6.5 Crash Investigation, Evidence, Interviews, and CR-3
Key Takeaways
- Transportation Code Chapter 550 governs collision duties, immediate reports, peace-officer investigation, and written crash reports in the BPOC outline.
- Crash investigation includes driver and witness interviews, ID collection, vehicle examination, roadway conditions, traffic-control status, measurements, photographs, and physical evidence.
- BPOC identifies the Texas Peace Officer Crash Report CR-3, vehicle damage guide CR-80, and CR-100 instructions as reporting resources.
- Citation or custody decisions after a crash should be based on facts, law, and agency policy, not on who appears most upset.
Crash Facts, Evidence, and Reports
BPOC Chapter 22 objective 22.30 lists Transportation Code Chapter 550 crash-investigation anchors. These include applicability, duties after collisions involving injury, death, vehicle damage, unattended vehicles, structures or highway landscaping, duty to give information and render aid, immediate report, peace-officer investigation, officer collision report, appropriate form, and collision report forms.
Once safety is handled, the officer gathers reliable facts. BPOC interview procedures include identifying operators, injured persons, witnesses, and property owners; separating parties; asking where witnesses were located; asking who operated each vehicle; and locating licenses for injured operators. Observations include speech, balance, injuries, odor, attitude, and possible intoxication indicators.
| Investigation item | BPOC examples | Exam purpose |
|---|---|---|
| People | Drivers, witnesses, injured persons, complainants, property owners | Identify statements and duties |
| Vehicles | Equipment failure, braking, steering, lights, VIN, movement after crash | Confirm or test claims |
| Roadway | Surface, grade, debris, weather, lighting, traffic-control devices | Identify contributing conditions |
| Physical evidence | Skid marks, scuff marks, gouges, paint, fluids, tread patterns | Reconstruct movement and impact |
| Report forms | CR-3, CR-80, CR-100 | Record required crash information |
Measurements are not random. BPOC lists road widths, grade, vehicle positions, skid marks, area of impact, final resting places, and scene sketches. Photographs may be needed when the crash is serious, statements conflict, or physical evidence does not support statements. Evidence such as paint transfer, fluids, tread, and gouge marks can point to direction of travel or a hit-and-run vehicle.
Scenario guidance: two drivers blame each other at an intersection with a damaged signal and conflicting witness accounts. Separate the drivers, identify witnesses, record the status and location of the traffic-control device, document the roadway and line of sight, photograph the scene if needed, measure final rest and impact indicators, and compare statements to physical evidence before deciding enforcement.
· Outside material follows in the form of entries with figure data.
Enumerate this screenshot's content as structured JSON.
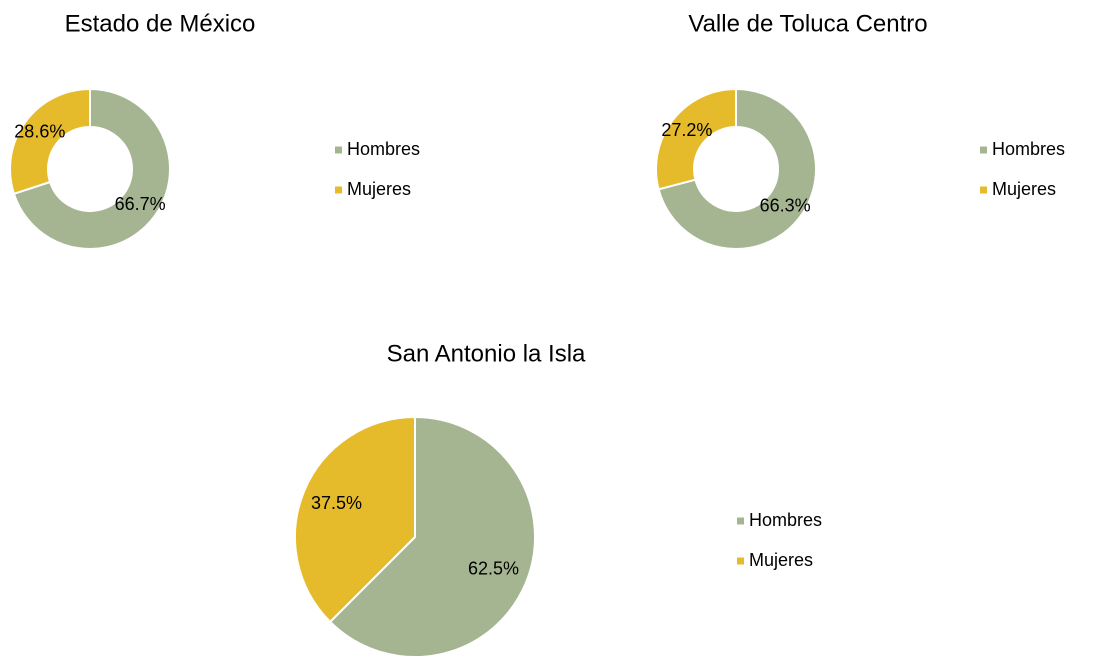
{
  "chart_data": [
    {
      "type": "donut",
      "title": "Estado de México",
      "categories": [
        "Hombres",
        "Mujeres"
      ],
      "values": [
        66.7,
        28.6
      ],
      "value_labels": [
        "66.7%",
        "28.6%"
      ],
      "colors": [
        "#a5b592",
        "#e6bb2b"
      ],
      "legend": "right"
    },
    {
      "type": "donut",
      "title": "Valle de Toluca Centro",
      "categories": [
        "Hombres",
        "Mujeres"
      ],
      "values": [
        66.3,
        27.2
      ],
      "value_labels": [
        "66.3%",
        "27.2%"
      ],
      "colors": [
        "#a5b592",
        "#e6bb2b"
      ],
      "legend": "right"
    },
    {
      "type": "pie",
      "title": "San Antonio la Isla",
      "categories": [
        "Hombres",
        "Mujeres"
      ],
      "values": [
        62.5,
        37.5
      ],
      "value_labels": [
        "62.5%",
        "37.5%"
      ],
      "colors": [
        "#a5b592",
        "#e6bb2b"
      ],
      "legend": "right"
    }
  ]
}
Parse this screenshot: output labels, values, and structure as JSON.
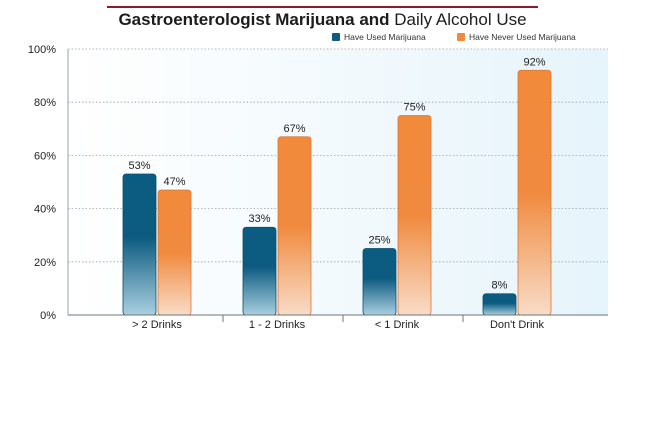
{
  "title": {
    "bold": "Gastroenterologist Marijuana and",
    "regular": "Daily Alcohol Use"
  },
  "colors": {
    "used": "#0d5b80",
    "never_used": "#f08a3e",
    "title_rule": "#8a1c2b",
    "plot_bg": "#e8f5fb"
  },
  "chart_data": {
    "type": "bar",
    "title": "Gastroenterologist Marijuana and Daily Alcohol Use",
    "categories": [
      "> 2 Drinks",
      "1 - 2 Drinks",
      "< 1 Drink",
      "Don't Drink"
    ],
    "series": [
      {
        "name": "Have Used Marijuana",
        "values": [
          53,
          33,
          25,
          8
        ]
      },
      {
        "name": "Have Never Used Marijuana",
        "values": [
          47,
          67,
          75,
          92
        ]
      }
    ],
    "data_labels": [
      [
        "53%",
        "33%",
        "25%",
        "8%"
      ],
      [
        "47%",
        "67%",
        "75%",
        "92%"
      ]
    ],
    "y_ticks": [
      "0%",
      "20%",
      "40%",
      "60%",
      "80%",
      "100%"
    ],
    "ylim": [
      0,
      100
    ],
    "grid": true,
    "legend_position": "top-right"
  }
}
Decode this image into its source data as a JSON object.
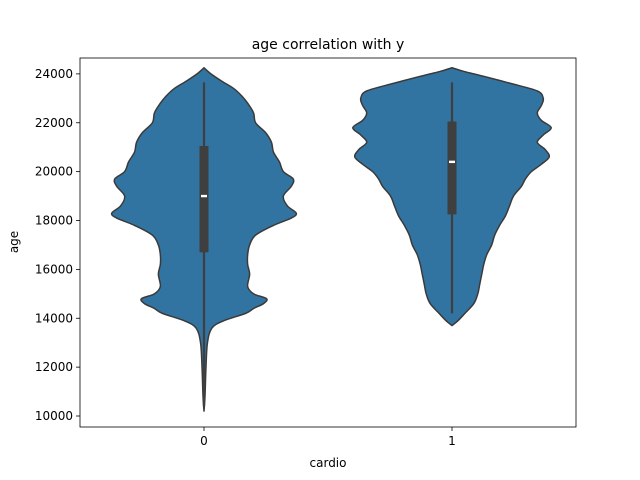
{
  "chart_data": {
    "type": "violin",
    "title": "age correlation with y",
    "xlabel": "cardio",
    "ylabel": "age",
    "categories": [
      "0",
      "1"
    ],
    "ylim": [
      9550,
      24650
    ],
    "yticks": [
      10000,
      12000,
      14000,
      16000,
      18000,
      20000,
      22000,
      24000
    ],
    "ytick_labels": [
      "10000",
      "12000",
      "14000",
      "16000",
      "18000",
      "20000",
      "22000",
      "24000"
    ],
    "fill_color": "#3274a1",
    "edge_color": "#3a3a3a",
    "box_color": "#3f3f3f",
    "grid": false,
    "series": [
      {
        "category": "0",
        "whisker_low": 10400,
        "q1": 16700,
        "median": 19000,
        "q3": 21050,
        "whisker_high": 23650,
        "density_min": 10200,
        "density_max": 24250,
        "density": [
          [
            10200,
            0.0
          ],
          [
            10800,
            0.01
          ],
          [
            12000,
            0.02
          ],
          [
            13000,
            0.035
          ],
          [
            13600,
            0.08
          ],
          [
            13900,
            0.2
          ],
          [
            14200,
            0.42
          ],
          [
            14400,
            0.5
          ],
          [
            14600,
            0.6
          ],
          [
            14800,
            0.63
          ],
          [
            15000,
            0.5
          ],
          [
            15300,
            0.44
          ],
          [
            15800,
            0.46
          ],
          [
            16200,
            0.44
          ],
          [
            16600,
            0.44
          ],
          [
            17000,
            0.46
          ],
          [
            17400,
            0.52
          ],
          [
            17800,
            0.7
          ],
          [
            18100,
            0.88
          ],
          [
            18300,
            0.93
          ],
          [
            18600,
            0.84
          ],
          [
            19000,
            0.8
          ],
          [
            19400,
            0.88
          ],
          [
            19700,
            0.9
          ],
          [
            20000,
            0.8
          ],
          [
            20400,
            0.76
          ],
          [
            20800,
            0.7
          ],
          [
            21200,
            0.68
          ],
          [
            21600,
            0.62
          ],
          [
            22000,
            0.52
          ],
          [
            22400,
            0.5
          ],
          [
            22800,
            0.44
          ],
          [
            23100,
            0.38
          ],
          [
            23400,
            0.3
          ],
          [
            23700,
            0.18
          ],
          [
            24000,
            0.07
          ],
          [
            24250,
            0.0
          ]
        ]
      },
      {
        "category": "1",
        "whisker_low": 14200,
        "q1": 18250,
        "median": 20400,
        "q3": 22050,
        "whisker_high": 23650,
        "density_min": 13700,
        "density_max": 24250,
        "density": [
          [
            13700,
            0.0
          ],
          [
            13900,
            0.06
          ],
          [
            14200,
            0.13
          ],
          [
            14600,
            0.22
          ],
          [
            15000,
            0.26
          ],
          [
            15400,
            0.28
          ],
          [
            15800,
            0.3
          ],
          [
            16200,
            0.32
          ],
          [
            16600,
            0.35
          ],
          [
            17000,
            0.4
          ],
          [
            17400,
            0.43
          ],
          [
            17800,
            0.48
          ],
          [
            18200,
            0.54
          ],
          [
            18600,
            0.58
          ],
          [
            19000,
            0.62
          ],
          [
            19400,
            0.7
          ],
          [
            19700,
            0.74
          ],
          [
            20000,
            0.8
          ],
          [
            20300,
            0.9
          ],
          [
            20600,
            0.98
          ],
          [
            20900,
            0.94
          ],
          [
            21200,
            0.86
          ],
          [
            21500,
            0.92
          ],
          [
            21800,
            1.0
          ],
          [
            22100,
            0.9
          ],
          [
            22400,
            0.86
          ],
          [
            22700,
            0.9
          ],
          [
            23000,
            0.92
          ],
          [
            23300,
            0.86
          ],
          [
            23600,
            0.6
          ],
          [
            23900,
            0.32
          ],
          [
            24100,
            0.12
          ],
          [
            24250,
            0.0
          ]
        ]
      }
    ]
  }
}
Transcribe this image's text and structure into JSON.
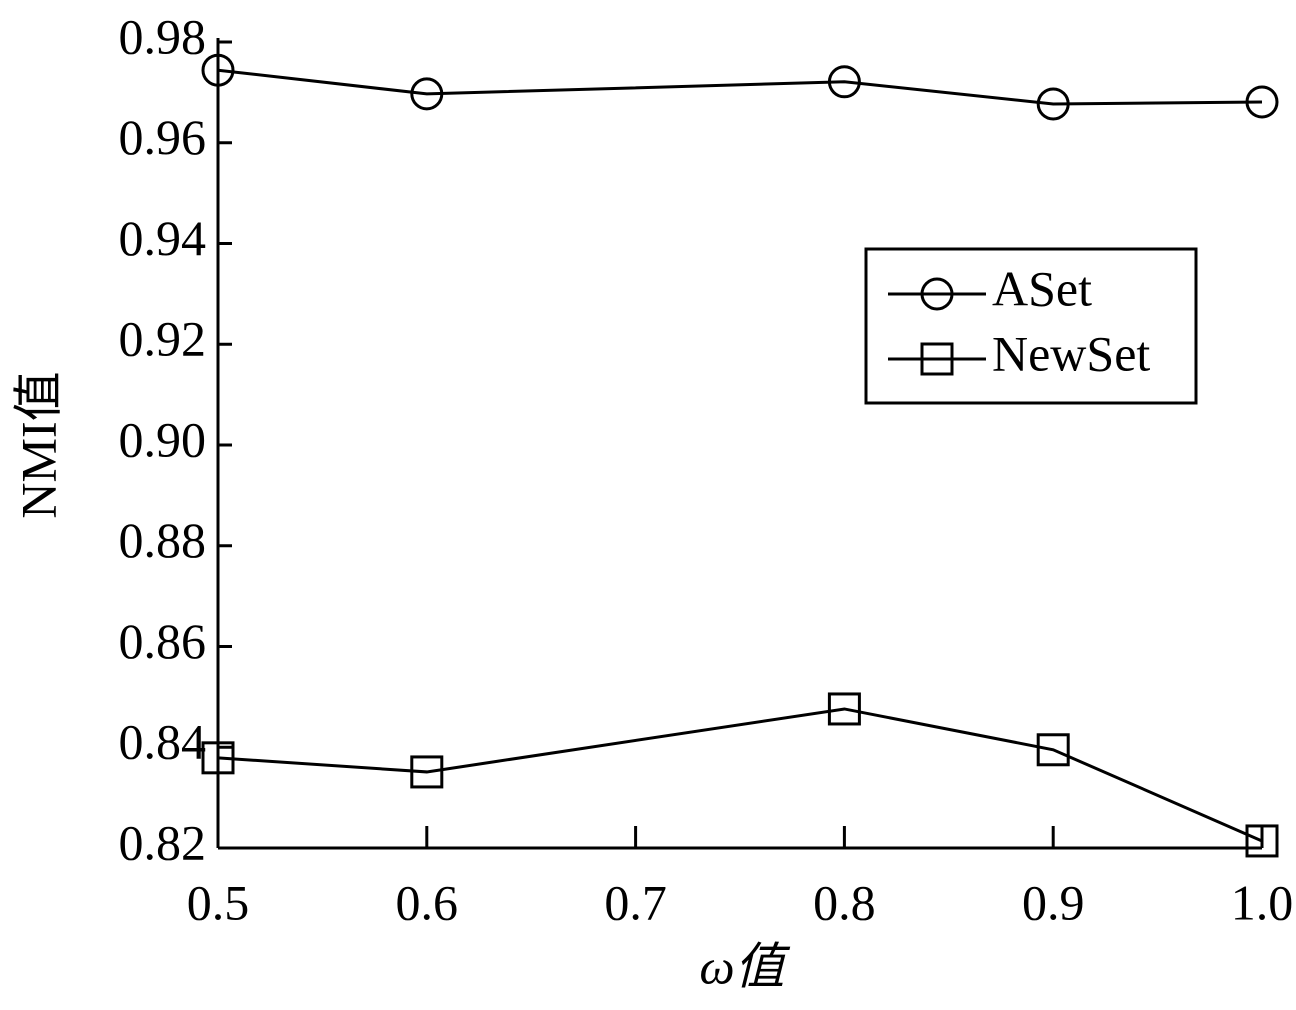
{
  "chart_data": {
    "type": "line",
    "x_label": "ω值",
    "y_label": "NMI值",
    "x": [
      0.5,
      0.6,
      0.8,
      0.9,
      1.0
    ],
    "series": [
      {
        "name": "ASet",
        "color": "#000000",
        "marker": "circle",
        "values": [
          0.9744,
          0.9697,
          0.9721,
          0.9677,
          0.9681
        ]
      },
      {
        "name": "NewSet",
        "color": "#000000",
        "marker": "square",
        "values": [
          0.8379,
          0.8351,
          0.8476,
          0.8395,
          0.8214
        ]
      }
    ],
    "xlim": [
      0.5,
      1.0
    ],
    "xticks": [
      0.5,
      0.6,
      0.7,
      0.8,
      0.9,
      {
        "value": 1.0,
        "label": "1.0"
      }
    ],
    "ylim": [
      0.82,
      0.98
    ],
    "yticks": [
      0.82,
      0.84,
      0.86,
      0.88,
      {
        "value": 0.9,
        "label": "0.90"
      },
      0.92,
      0.94,
      0.96,
      0.98
    ],
    "legend": "upper right"
  }
}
BPOC lists common Penal Code charges associated with crash investigation, including manslaughter, criminal negligent homicide, intoxication assault, and intoxication manslaughter. That does not mean every crash is a criminal case. It means serious facts may require criminal-law screening, evidence preservation, and agency or specialist involvement.
Exam trap: do not decide fault based only on the loudest driver or first statement. Another trap is forgetting the CR-3 reporting framework after collecting facts. BPOC objective 22.34 specifically requires recognition of the Texas Peace Officer Crash Report CR-3 and related TxDOT reporting resources.
Study checkpoint: compare statements to physical evidence before selecting charges. The BPOC list of marks, debris, fluids, vehicle positions, control devices, road surface, and witness locations gives the exam its preferred proof chain.
Final review cue: CR-3 work depends on the facts collected at the scene. A clean report begins with clean identification, measurements, statements, and evidence notes.
Which Transportation Code chapter is the BPOC anchor for collision duties and officer crash reports?
When does BPOC suggest photographs may be necessary in a crash investigation?
What is the Texas Peace Officer Crash Report form identified in BPOC?